Susunan kata berubah lagi pada ORIDA (Oeang RI Daerah Atjeh) tanggal 15 September 1947 yang tertulis : DUA RUPIAH LIMA PULUH SEN. Mirip dengan seri NICA tetapi sudah menggunakan ejaan Suwandi :

Dalam perkembangan selanjutnya terutama sesudah Indonesia merdeka dirasakan bahwa ada beberapa hal yang kurang praktis yang harus disempurnakan. Sebenarnya perubahan ejaan itu telah dirancang sewaktu pendudukan Jepang. Pada tanggal 19 Maret 1947 dikeluarkan penetapan baru oleh Menteri Pengajaran, Pendidikan dan Kebudayaan bapak Suwandi (SK No. 264/Bag.A/47) tentang perubahan ejaan bahasa Indonesia; sebab itu ejaan ini kemudian terkenal dengan nama Ejaan Suwandi. Sebagai dampak dalam keputusan di atas, bunyi oe diganti dengan u. Tetapi baru pada tahun 1949, menurut surat edaran Departemen Pendidikan dan Kebudayaan tanda oe resmi diganti dengan u yaitu mulai 1 Januari 1949.



DUA RUPIAH LIMA PULUH SEN (ORIDA 15 September 1947)


Selain macam-macam tulisan di atas, ternyata ada lagi satu jenis uang daerah yang agak aneh dalam menuliskan kata RUPIAH.


DUA SETENGAH RUPIJAH


Sudah dapat kita duga bahwa uang tersebut pasti berasal dari daerah Jawa, tepatnya adalah Daerah Keresidenan Kedu.
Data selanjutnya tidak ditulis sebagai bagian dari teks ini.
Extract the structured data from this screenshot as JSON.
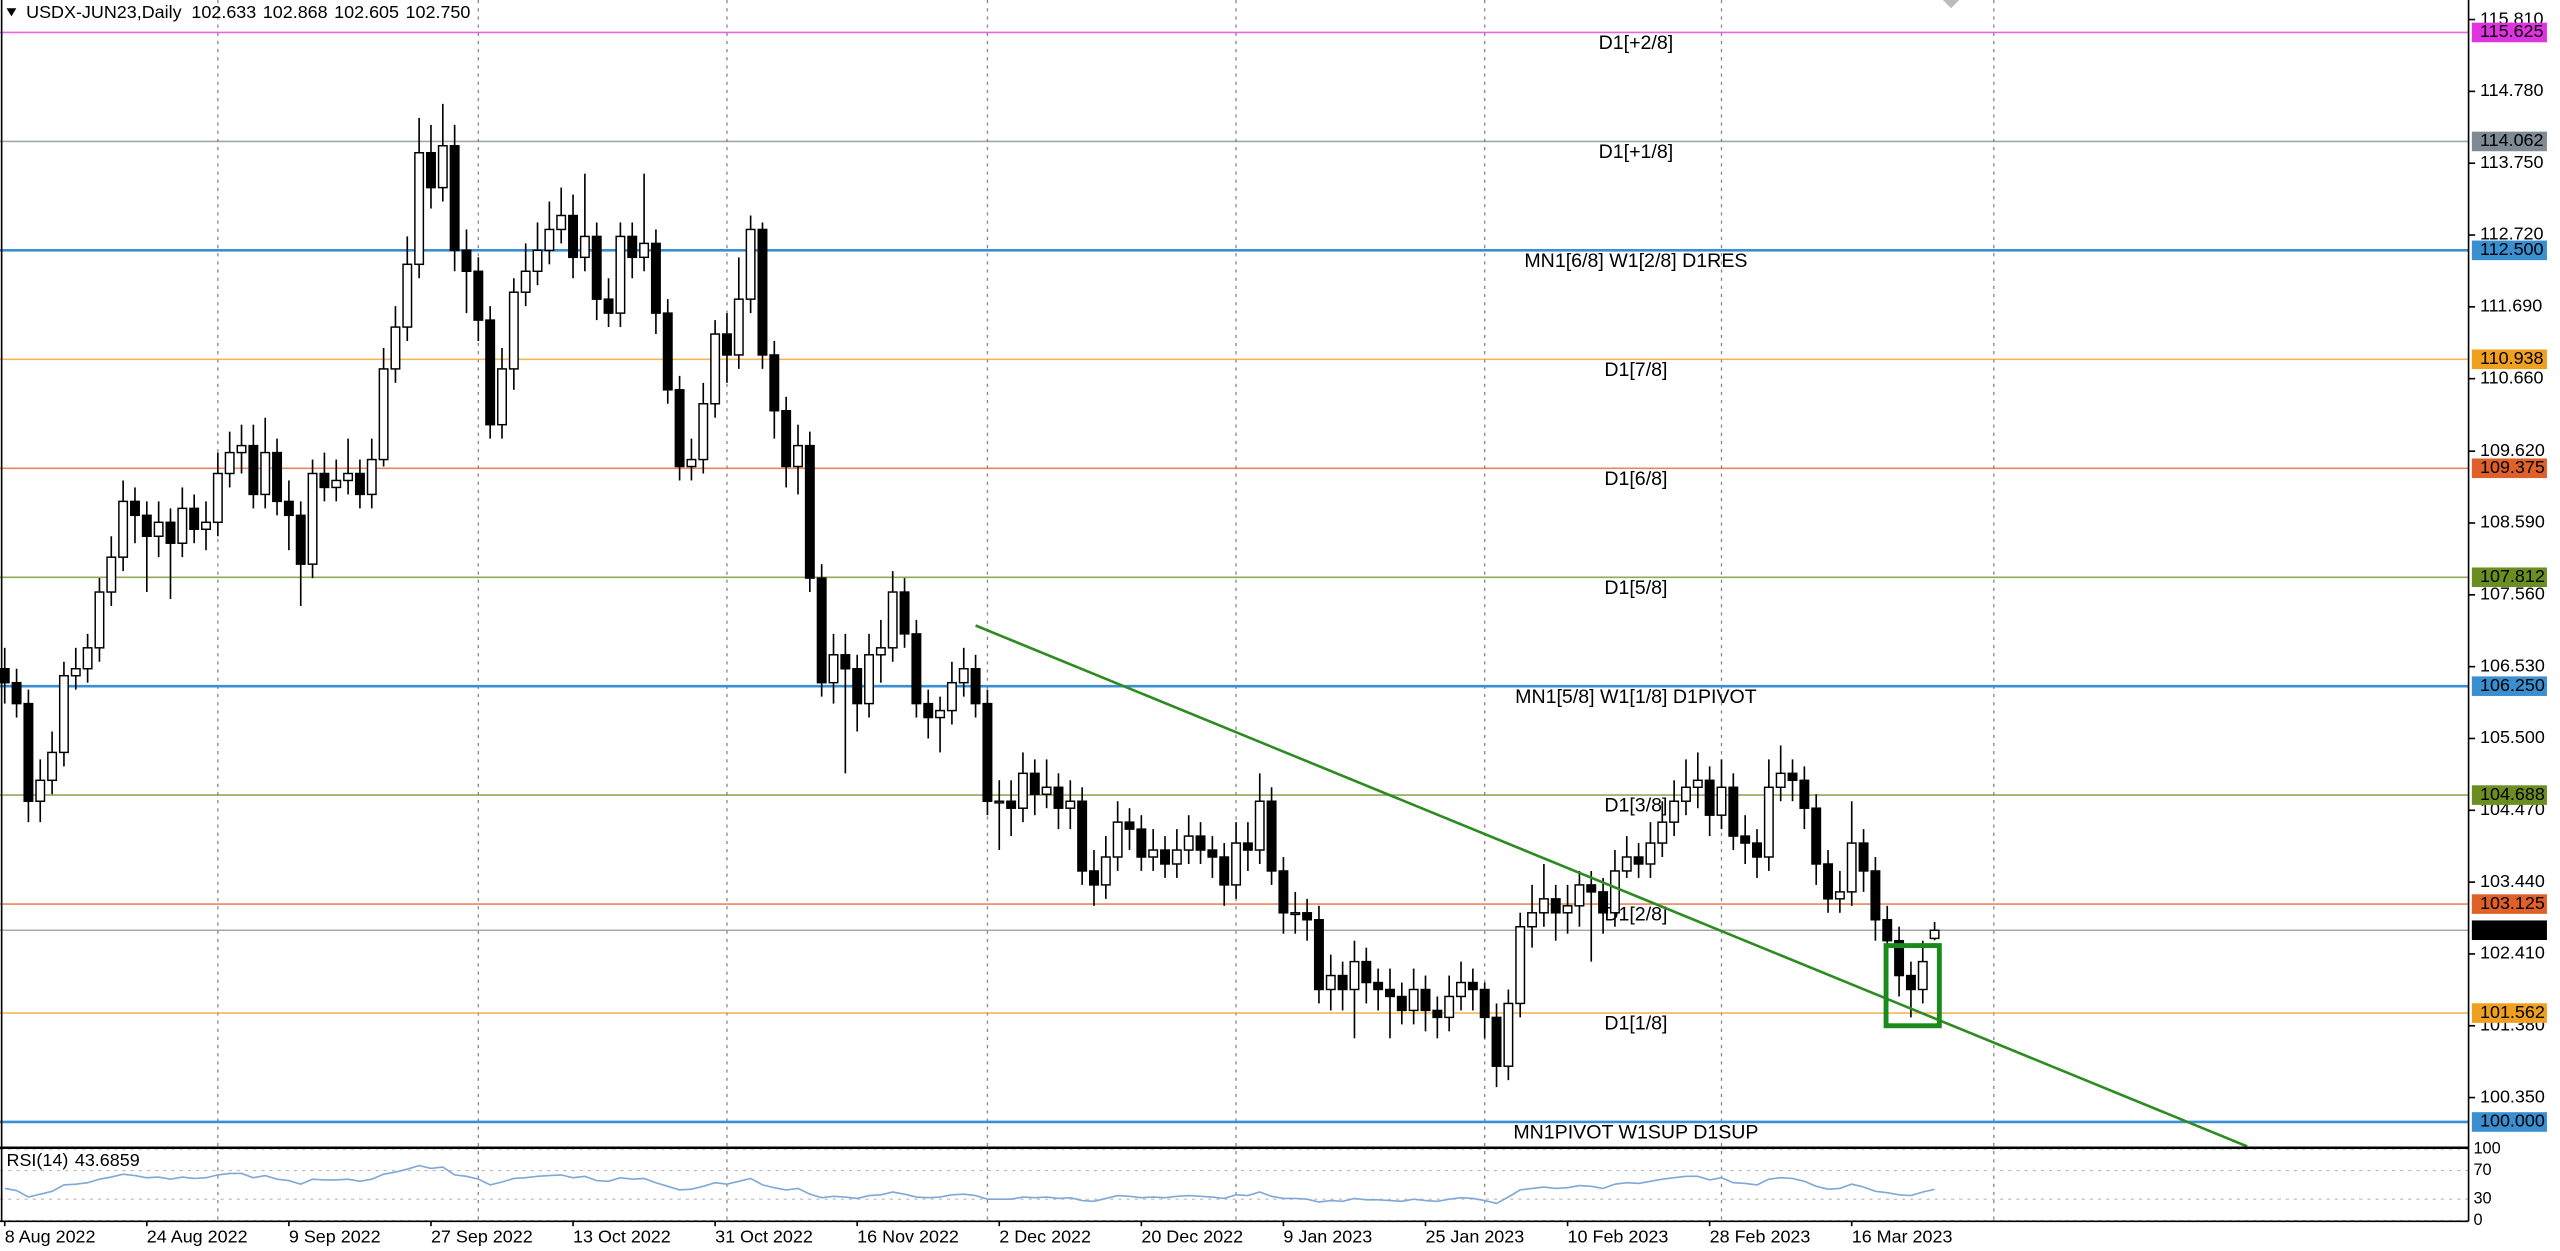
{
  "chart_data": [
    {
      "type": "candlestick",
      "symbol": "USDX-JUN23,Daily",
      "last_bar_labels": {
        "open": "102.633",
        "high": "102.868",
        "low": "102.605",
        "close": "102.750"
      },
      "bull_color": "#ffffff",
      "bear_color": "#000000",
      "open": [
        106.5,
        106.3,
        106.0,
        104.6,
        104.9,
        105.3,
        106.4,
        106.5,
        106.8,
        107.6,
        108.1,
        108.9,
        108.7,
        108.4,
        108.6,
        108.3,
        108.8,
        108.5,
        108.6,
        109.3,
        109.6,
        109.7,
        109.0,
        109.6,
        108.9,
        108.7,
        108.0,
        109.3,
        109.1,
        109.2,
        109.3,
        109.0,
        109.5,
        110.8,
        111.4,
        112.3,
        113.9,
        113.4,
        114.0,
        112.5,
        112.2,
        111.5,
        110.0,
        110.8,
        111.9,
        112.2,
        112.5,
        112.8,
        113.0,
        112.4,
        112.7,
        111.8,
        111.6,
        112.7,
        112.4,
        112.6,
        111.6,
        110.5,
        109.4,
        109.5,
        110.3,
        111.3,
        111.0,
        111.8,
        112.8,
        111.0,
        110.2,
        109.4,
        109.7,
        107.8,
        106.3,
        106.7,
        106.5,
        106.0,
        106.7,
        106.8,
        107.6,
        107.0,
        106.0,
        105.8,
        105.9,
        106.3,
        106.5,
        106.0,
        104.6,
        104.6,
        104.5,
        105.0,
        104.7,
        104.8,
        104.5,
        104.6,
        103.6,
        103.4,
        103.8,
        104.3,
        104.2,
        103.8,
        103.9,
        103.7,
        103.9,
        104.1,
        103.9,
        103.8,
        103.4,
        104.0,
        103.9,
        104.6,
        103.6,
        103.0,
        103.0,
        102.9,
        101.9,
        102.1,
        101.9,
        102.3,
        102.0,
        101.9,
        101.8,
        101.6,
        101.9,
        101.6,
        101.5,
        101.8,
        102.0,
        101.9,
        101.5,
        100.8,
        101.7,
        102.8,
        103.0,
        103.2,
        103.0,
        103.1,
        103.4,
        103.3,
        103.0,
        103.6,
        103.8,
        103.7,
        104.0,
        104.3,
        104.6,
        104.8,
        104.9,
        104.4,
        104.8,
        104.1,
        104.0,
        103.8,
        104.8,
        105.0,
        104.9,
        104.5,
        103.7,
        103.2,
        103.3,
        104.0,
        103.6,
        102.9,
        102.6,
        102.1,
        101.9,
        102.633
      ],
      "high": [
        106.8,
        106.5,
        106.2,
        105.2,
        105.6,
        106.6,
        106.8,
        107.0,
        107.8,
        108.4,
        109.2,
        109.1,
        108.9,
        108.9,
        108.8,
        109.1,
        109.0,
        108.9,
        109.6,
        109.9,
        110.0,
        110.0,
        110.1,
        109.8,
        109.2,
        108.9,
        109.5,
        109.6,
        109.5,
        109.8,
        109.5,
        109.8,
        111.1,
        111.7,
        112.7,
        114.4,
        114.3,
        114.6,
        114.3,
        112.8,
        112.4,
        111.7,
        111.1,
        112.1,
        112.6,
        112.9,
        113.2,
        113.4,
        113.3,
        113.6,
        112.9,
        112.1,
        112.9,
        112.9,
        113.6,
        112.8,
        111.8,
        110.7,
        109.8,
        110.6,
        111.5,
        111.6,
        112.4,
        113.0,
        112.9,
        111.2,
        110.4,
        110.0,
        109.9,
        108.0,
        107.0,
        107.0,
        106.7,
        107.0,
        107.2,
        107.9,
        107.8,
        107.2,
        106.2,
        106.1,
        106.6,
        106.8,
        106.7,
        106.2,
        104.9,
        104.9,
        105.3,
        105.2,
        105.2,
        105.0,
        104.9,
        104.8,
        103.9,
        104.1,
        104.6,
        104.5,
        104.4,
        104.2,
        104.1,
        104.2,
        104.4,
        104.3,
        104.1,
        104.0,
        104.3,
        104.3,
        105.0,
        104.8,
        103.8,
        103.3,
        103.2,
        103.1,
        102.4,
        102.3,
        102.6,
        102.5,
        102.2,
        102.2,
        102.0,
        102.2,
        102.1,
        101.8,
        102.1,
        102.3,
        102.2,
        102.0,
        101.7,
        101.9,
        103.0,
        103.4,
        103.7,
        103.4,
        103.4,
        103.6,
        103.6,
        103.5,
        103.9,
        104.1,
        104.0,
        104.3,
        104.6,
        104.9,
        105.2,
        105.3,
        105.1,
        105.2,
        105.0,
        104.4,
        104.2,
        105.2,
        105.4,
        105.2,
        105.1,
        104.7,
        103.9,
        103.6,
        104.6,
        104.2,
        103.8,
        103.1,
        102.8,
        102.3,
        102.6,
        102.868
      ],
      "low": [
        106.0,
        105.8,
        104.3,
        104.3,
        104.7,
        105.1,
        106.2,
        106.3,
        106.6,
        107.4,
        107.9,
        108.3,
        107.6,
        108.1,
        107.5,
        108.1,
        108.3,
        108.2,
        108.4,
        109.1,
        109.3,
        108.8,
        108.8,
        108.7,
        108.2,
        107.4,
        107.8,
        108.9,
        108.9,
        109.0,
        108.8,
        108.8,
        109.4,
        110.6,
        111.2,
        112.1,
        113.1,
        113.2,
        112.2,
        111.6,
        111.2,
        109.8,
        109.8,
        110.5,
        111.7,
        112.0,
        112.3,
        112.6,
        112.1,
        112.2,
        111.5,
        111.4,
        111.4,
        112.1,
        112.2,
        111.3,
        110.3,
        109.2,
        109.2,
        109.3,
        110.1,
        110.6,
        110.8,
        111.6,
        110.8,
        109.8,
        109.1,
        109.0,
        107.6,
        106.1,
        106.0,
        105.0,
        105.6,
        105.8,
        106.3,
        106.6,
        106.8,
        105.8,
        105.5,
        105.3,
        105.7,
        106.1,
        105.8,
        104.4,
        103.9,
        104.1,
        104.3,
        104.4,
        104.5,
        104.2,
        104.2,
        103.4,
        103.1,
        103.2,
        103.6,
        103.9,
        103.6,
        103.6,
        103.5,
        103.5,
        103.7,
        103.7,
        103.5,
        103.1,
        103.2,
        103.6,
        103.7,
        103.4,
        102.7,
        102.7,
        102.6,
        101.7,
        101.6,
        101.6,
        101.2,
        101.7,
        101.6,
        101.2,
        101.4,
        101.4,
        101.3,
        101.2,
        101.3,
        101.6,
        101.6,
        101.2,
        100.5,
        100.6,
        101.5,
        102.5,
        102.8,
        102.6,
        102.7,
        102.8,
        102.3,
        102.7,
        102.8,
        103.5,
        103.5,
        103.5,
        103.8,
        104.1,
        104.4,
        104.5,
        104.1,
        104.2,
        103.9,
        103.7,
        103.5,
        103.6,
        104.6,
        104.6,
        104.2,
        103.4,
        103.0,
        103.0,
        103.1,
        103.3,
        102.6,
        102.4,
        101.8,
        101.5,
        101.7,
        102.605
      ],
      "close": [
        106.3,
        106.0,
        104.6,
        104.9,
        105.3,
        106.4,
        106.5,
        106.8,
        107.6,
        108.1,
        108.9,
        108.7,
        108.4,
        108.6,
        108.3,
        108.8,
        108.5,
        108.6,
        109.3,
        109.6,
        109.7,
        109.0,
        109.6,
        108.9,
        108.7,
        108.0,
        109.3,
        109.1,
        109.2,
        109.3,
        109.0,
        109.5,
        110.8,
        111.4,
        112.3,
        113.9,
        113.4,
        114.0,
        112.5,
        112.2,
        111.5,
        110.0,
        110.8,
        111.9,
        112.2,
        112.5,
        112.8,
        113.0,
        112.4,
        112.7,
        111.8,
        111.6,
        112.7,
        112.4,
        112.6,
        111.6,
        110.5,
        109.4,
        109.5,
        110.3,
        111.3,
        111.0,
        111.8,
        112.8,
        111.0,
        110.2,
        109.4,
        109.7,
        107.8,
        106.3,
        106.7,
        106.5,
        106.0,
        106.7,
        106.8,
        107.6,
        107.0,
        106.0,
        105.8,
        105.9,
        106.3,
        106.5,
        106.0,
        104.6,
        104.6,
        104.5,
        105.0,
        104.7,
        104.8,
        104.5,
        104.6,
        103.6,
        103.4,
        103.8,
        104.3,
        104.2,
        103.8,
        103.9,
        103.7,
        103.9,
        104.1,
        103.9,
        103.8,
        103.4,
        104.0,
        103.9,
        104.6,
        103.6,
        103.0,
        103.0,
        102.9,
        101.9,
        102.1,
        101.9,
        102.3,
        102.0,
        101.9,
        101.8,
        101.6,
        101.9,
        101.6,
        101.5,
        101.8,
        102.0,
        101.9,
        101.5,
        100.8,
        101.7,
        102.8,
        103.0,
        103.2,
        103.0,
        103.1,
        103.4,
        103.3,
        103.0,
        103.6,
        103.8,
        103.7,
        104.0,
        104.3,
        104.6,
        104.8,
        104.9,
        104.4,
        104.8,
        104.1,
        104.0,
        103.8,
        104.8,
        105.0,
        104.9,
        104.5,
        103.7,
        103.2,
        103.3,
        104.0,
        103.6,
        102.9,
        102.6,
        102.1,
        101.9,
        102.3,
        102.75
      ],
      "xlim": [
        -0.4,
        208.1
      ],
      "ylim": [
        99.63,
        116.09
      ],
      "xticks": [
        {
          "value": 0,
          "label": "8 Aug 2022"
        },
        {
          "value": 12,
          "label": "24 Aug 2022"
        },
        {
          "value": 24,
          "label": "9 Sep 2022"
        },
        {
          "value": 36,
          "label": "27 Sep 2022"
        },
        {
          "value": 48,
          "label": "13 Oct 2022"
        },
        {
          "value": 60,
          "label": "31 Oct 2022"
        },
        {
          "value": 72,
          "label": "16 Nov 2022"
        },
        {
          "value": 84,
          "label": "2 Dec 2022"
        },
        {
          "value": 96,
          "label": "20 Dec 2022"
        },
        {
          "value": 108,
          "label": "9 Jan 2023"
        },
        {
          "value": 120,
          "label": "25 Jan 2023"
        },
        {
          "value": 132,
          "label": "10 Feb 2023"
        },
        {
          "value": 144,
          "label": "28 Feb 2023"
        },
        {
          "value": 156,
          "label": "16 Mar 2023"
        }
      ],
      "xgrid": [
        18,
        40,
        61,
        83,
        104,
        125,
        145,
        168
      ],
      "yticks": [
        {
          "value": 115.81,
          "label": "115.810"
        },
        {
          "value": 114.78,
          "label": "114.780"
        },
        {
          "value": 113.75,
          "label": "113.750"
        },
        {
          "value": 112.72,
          "label": "112.720"
        },
        {
          "value": 111.69,
          "label": "111.690"
        },
        {
          "value": 110.66,
          "label": "110.660"
        },
        {
          "value": 109.62,
          "label": "109.620"
        },
        {
          "value": 108.59,
          "label": "108.590"
        },
        {
          "value": 107.56,
          "label": "107.560"
        },
        {
          "value": 106.53,
          "label": "106.530"
        },
        {
          "value": 105.5,
          "label": "105.500"
        },
        {
          "value": 104.47,
          "label": "104.470"
        },
        {
          "value": 103.44,
          "label": "103.440"
        },
        {
          "value": 102.41,
          "label": "102.410"
        },
        {
          "value": 101.38,
          "label": "101.380"
        },
        {
          "value": 100.35,
          "label": "100.350"
        }
      ],
      "levels": [
        {
          "label": "D1[+2/8]",
          "value": 115.625,
          "tag": "115.625",
          "color": "#e033e0",
          "width": 1
        },
        {
          "label": "D1[+1/8]",
          "value": 114.062,
          "tag": "114.062",
          "color": "#7f8a94",
          "width": 1
        },
        {
          "label": "MN1[6/8] W1[2/8] D1RES",
          "value": 112.5,
          "tag": "112.500",
          "color": "#3a8fd0",
          "width": 1.6
        },
        {
          "label": "D1[7/8]",
          "value": 110.938,
          "tag": "110.938",
          "color": "#f0a020",
          "width": 1
        },
        {
          "label": "D1[6/8]",
          "value": 109.375,
          "tag": "109.375",
          "color": "#e0602a",
          "width": 1
        },
        {
          "label": "D1[5/8]",
          "value": 107.812,
          "tag": "107.812",
          "color": "#6b8e23",
          "width": 1
        },
        {
          "label": "MN1[5/8] W1[1/8] D1PIVOT",
          "value": 106.25,
          "tag": "106.250",
          "color": "#3a8fd0",
          "width": 1.6
        },
        {
          "label": "D1[3/8]",
          "value": 104.688,
          "tag": "104.688",
          "color": "#6b8e23",
          "width": 1
        },
        {
          "label": "D1[2/8]",
          "value": 103.125,
          "tag": "103.125",
          "color": "#e0602a",
          "width": 1
        },
        {
          "label": "D1[1/8]",
          "value": 101.562,
          "tag": "101.562",
          "color": "#f0a020",
          "width": 1
        },
        {
          "label": "MN1PIVOT W1SUP D1SUP",
          "value": 100,
          "tag": "100.000",
          "color": "#3a8fd0",
          "width": 1.6
        }
      ],
      "trendline": {
        "x": [
          82,
          189.4
        ],
        "y": [
          107.12,
          99.65
        ],
        "color": "#2e8b22"
      },
      "highlight_box": {
        "x": [
          158.9,
          163.4
        ],
        "y": [
          102.53,
          101.38
        ],
        "color": "#1a8a1a"
      }
    },
    {
      "type": "line",
      "title": "RSI(14)",
      "color": "#7fa8d8",
      "ylim": [
        -1,
        102
      ],
      "yticks": [
        100,
        70,
        30,
        0
      ],
      "values": [
        45,
        42,
        33,
        37,
        41,
        50,
        51,
        53,
        58,
        61,
        65,
        63,
        60,
        61,
        58,
        61,
        59,
        60,
        64,
        66,
        66,
        60,
        63,
        58,
        56,
        51,
        58,
        57,
        57,
        58,
        55,
        58,
        65,
        68,
        72,
        77,
        73,
        75,
        64,
        62,
        58,
        50,
        54,
        59,
        60,
        62,
        63,
        64,
        60,
        62,
        56,
        55,
        60,
        58,
        59,
        53,
        48,
        43,
        44,
        48,
        53,
        51,
        55,
        59,
        50,
        46,
        43,
        45,
        37,
        32,
        34,
        33,
        31,
        35,
        36,
        40,
        37,
        33,
        32,
        33,
        36,
        37,
        35,
        30,
        30,
        30,
        33,
        32,
        33,
        31,
        32,
        28,
        27,
        31,
        35,
        34,
        32,
        33,
        32,
        34,
        35,
        34,
        33,
        31,
        36,
        35,
        40,
        34,
        31,
        31,
        30,
        26,
        28,
        27,
        31,
        29,
        29,
        28,
        27,
        30,
        28,
        27,
        30,
        32,
        31,
        28,
        24,
        33,
        43,
        45,
        47,
        45,
        46,
        49,
        48,
        45,
        51,
        53,
        52,
        55,
        58,
        60,
        62,
        62,
        57,
        60,
        53,
        52,
        50,
        58,
        60,
        59,
        55,
        48,
        44,
        45,
        51,
        47,
        41,
        39,
        36,
        35,
        40,
        43.6859
      ]
    }
  ]
}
Tercetak di uang tersebut tanggal terbitnya yaitu Magelang 25 Oktober 1948.


Lalu dimasa pemerintahan Federal, pemerintah Belanda menerbitkan lagi uang kertas terakhirnya yaitu seri Federal III yang bertahun 1948. Ejaan yang dipergunakan masih ejaan van Ophuysen yang berbunyi DOEA ROEPIAH SETENGAH. Yang istimewa adalah kata-kata yang dalam bahasa Indonesia tersebut selain diletakkan di atas kata-kata dalam bahasa Belandanya juga memiliki ukuran yang sama besar. Bandingkan dengan seri NICA yang susunannya terbalik serta kata-kata bahasa Belandanya lebih besar daripada Indonesianya. Hal ini mungkin berarti bahwa Belanda sudah merasa kalah dan berusaha untuk mengambil hati bangsa Indonesia.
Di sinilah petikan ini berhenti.